Le prestigieux décor, fort admiré par le roi, fait l’objet en 1736 d’un luxueux recueil illustré d’une centaines de gravures de Nicolas Cochin. Nous avons retrouvé parmi les dessins anonymes du musée une quarantaine de contre-épreuves de sanguine et de pierre noire, réalisées par Cochin d’après ses propres dessins pour que les compositions qu’il reproduisaient soient dans le bon sens. Ces feuilles, rares car peu souvent conservées en aussi grand nombre, sont d’un grand intérêt afin de comprendre la méthode utilisée pour l’estampe de reproduction[5].

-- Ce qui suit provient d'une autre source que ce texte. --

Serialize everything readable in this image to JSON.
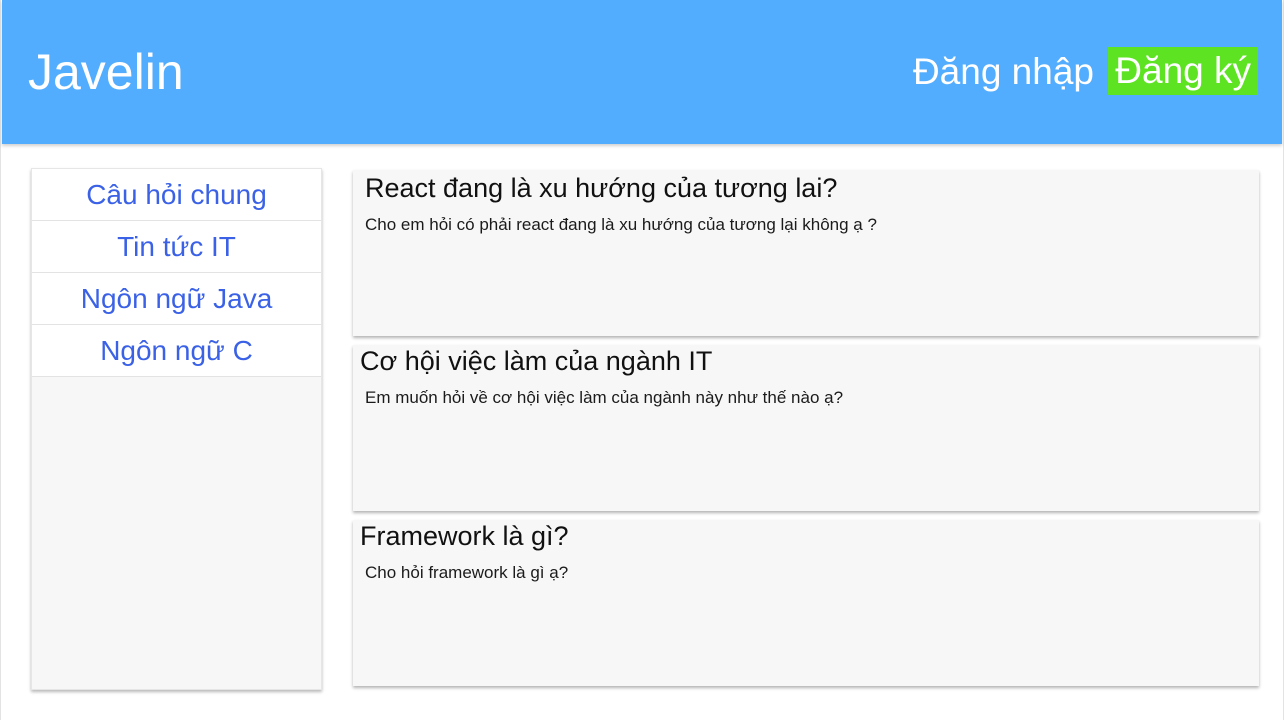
{
  "header": {
    "brand": "Javelin",
    "login_label": "Đăng nhập",
    "register_label": "Đăng ký",
    "colors": {
      "background": "#53adff",
      "register_bg": "#5de321"
    }
  },
  "sidebar": {
    "items": [
      {
        "label": "Câu hỏi chung"
      },
      {
        "label": "Tin tức IT"
      },
      {
        "label": "Ngôn ngữ Java"
      },
      {
        "label": "Ngôn ngữ C"
      }
    ],
    "colors": {
      "link": "#3b62e6"
    }
  },
  "posts": [
    {
      "title": "React đang là xu hướng của tương lai?",
      "body": "Cho em hỏi có phải react đang là xu hướng của tương lại không ạ ?"
    },
    {
      "title": "Cơ hội việc làm của ngành IT",
      "body": "Em muốn hỏi về cơ hội việc làm của ngành này như thế nào ạ?"
    },
    {
      "title": "Framework là gì?",
      "body": "Cho hỏi framework là gì ạ?"
    }
  ]
}
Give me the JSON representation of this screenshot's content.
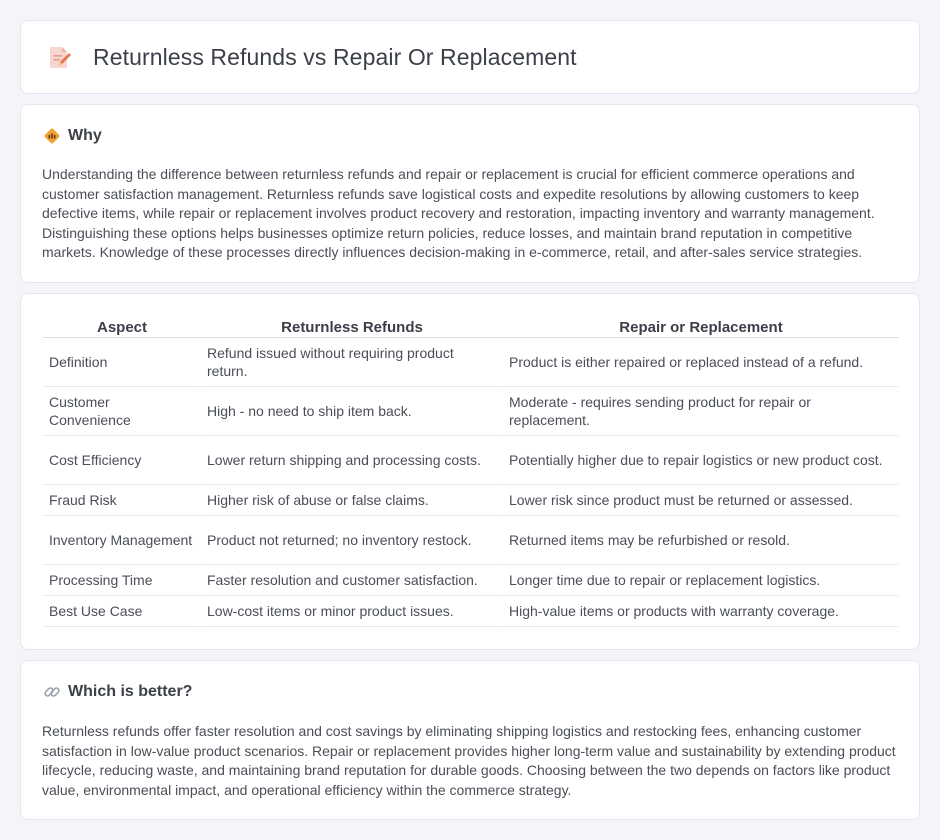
{
  "header": {
    "title": "Returnless Refunds vs Repair Or Replacement",
    "icon": "document-pencil-icon"
  },
  "why": {
    "title": "Why",
    "icon": "diamond-warning-icon",
    "text": "Understanding the difference between returnless refunds and repair or replacement is crucial for efficient commerce operations and customer satisfaction management. Returnless refunds save logistical costs and expedite resolutions by allowing customers to keep defective items, while repair or replacement involves product recovery and restoration, impacting inventory and warranty management. Distinguishing these options helps businesses optimize return policies, reduce losses, and maintain brand reputation in competitive markets. Knowledge of these processes directly influences decision-making in e-commerce, retail, and after-sales service strategies."
  },
  "table": {
    "headers": [
      "Aspect",
      "Returnless Refunds",
      "Repair or Replacement"
    ],
    "rows": [
      [
        "Definition",
        "Refund issued without requiring product return.",
        "Product is either repaired or replaced instead of a refund."
      ],
      [
        "Customer Convenience",
        "High - no need to ship item back.",
        "Moderate - requires sending product for repair or replacement."
      ],
      [
        "Cost Efficiency",
        "Lower return shipping and processing costs.",
        "Potentially higher due to repair logistics or new product cost."
      ],
      [
        "Fraud Risk",
        "Higher risk of abuse or false claims.",
        "Lower risk since product must be returned or assessed."
      ],
      [
        "Inventory Management",
        "Product not returned; no inventory restock.",
        "Returned items may be refurbished or resold."
      ],
      [
        "Processing Time",
        "Faster resolution and customer satisfaction.",
        "Longer time due to repair or replacement logistics."
      ],
      [
        "Best Use Case",
        "Low-cost items or minor product issues.",
        "High-value items or products with warranty coverage."
      ]
    ]
  },
  "better": {
    "title": "Which is better?",
    "icon": "link-icon",
    "text": "Returnless refunds offer faster resolution and cost savings by eliminating shipping logistics and restocking fees, enhancing customer satisfaction in low-value product scenarios. Repair or replacement provides higher long-term value and sustainability by extending product lifecycle, reducing waste, and maintaining brand reputation for durable goods. Choosing between the two depends on factors like product value, environmental impact, and operational efficiency within the commerce strategy."
  },
  "colors": {
    "background": "#f4f5f9",
    "card": "#ffffff",
    "border": "#e3e6ee",
    "icon_accent": "#e8734d",
    "warning_accent": "#f2a035"
  }
}
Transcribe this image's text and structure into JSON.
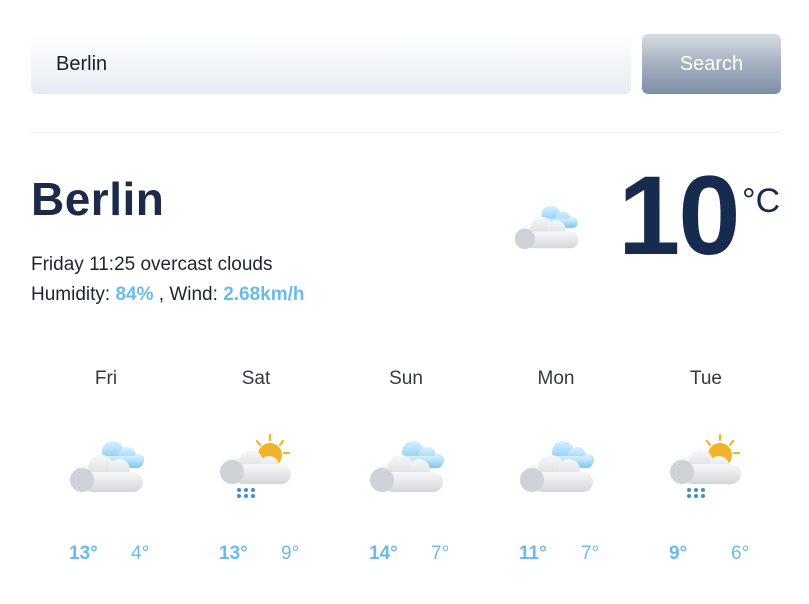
{
  "search": {
    "value": "Berlin",
    "button_label": "Search"
  },
  "current": {
    "city": "Berlin",
    "day_time": "Friday 11:25",
    "condition": "overcast clouds",
    "humidity_label": "Humidity:",
    "humidity_value": "84%",
    "wind_label": ", Wind:",
    "wind_value": "2.68km/h",
    "temperature": "10",
    "unit": "°C",
    "icon": "overcast-clouds-icon"
  },
  "forecast": [
    {
      "day": "Fri",
      "high": "13°",
      "low": "4°",
      "icon": "clouds-icon"
    },
    {
      "day": "Sat",
      "high": "13°",
      "low": "9°",
      "icon": "sun-cloud-rain-icon"
    },
    {
      "day": "Sun",
      "high": "14°",
      "low": "7°",
      "icon": "clouds-icon"
    },
    {
      "day": "Mon",
      "high": "11°",
      "low": "7°",
      "icon": "clouds-icon"
    },
    {
      "day": "Tue",
      "high": "9°",
      "low": "6°",
      "icon": "sun-cloud-rain-icon"
    }
  ],
  "colors": {
    "accent": "#6bbbea",
    "heading": "#1c2b4a",
    "temperature": "#162b4d",
    "sun": "#f0b429",
    "rain": "#3a8fd6"
  }
}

[1] Le musée de Grenoble possède deux autres dessins de La Fosse. Le premier, une Étude de chérubin tenant des clés, MG D 2062, semble avoir été retravaillé au XVIIIe siècle (voir Gustin-Gomez, 2006, n° D 267, p. 295). Le second est une étude inédite montrant deux angelots : MG D 2586. Uniquement dessiné à la sanguine, l’œuvre prépare une Assomption de la Vierge, connue par une esquisse peinte conservé au musée de Caen (Inv. 64.4). Ainsi, le fond grenoblois peut désormais illustrer deux facettes de La Fosse dessinateur.
[2] Charles de La Fosse, Saint-Louis déposant son épée aux pieds du Christ, Paris, musée de l'Armée, Inv. 2 ; Ea 0014.
[3] Tableau perdu. Modello au musée des beaux-arts de Rouen, Inv. 966 3.
[4] Schnapper, 1974.
[5] L’ouvrage de Cochin comprend 120 gravures. Le musée de l’Armée a acquis il y a quelques années un carnet comprenant une partie des dessins originaux de Cochin à la sanguine et à la pierre noire. Les contre-épreuves de Grenoble sont, pour certaines, tirées des dessins du musée de l’Armée et pour d’autres, conservent le souvenir de dessins non encore retrouvés.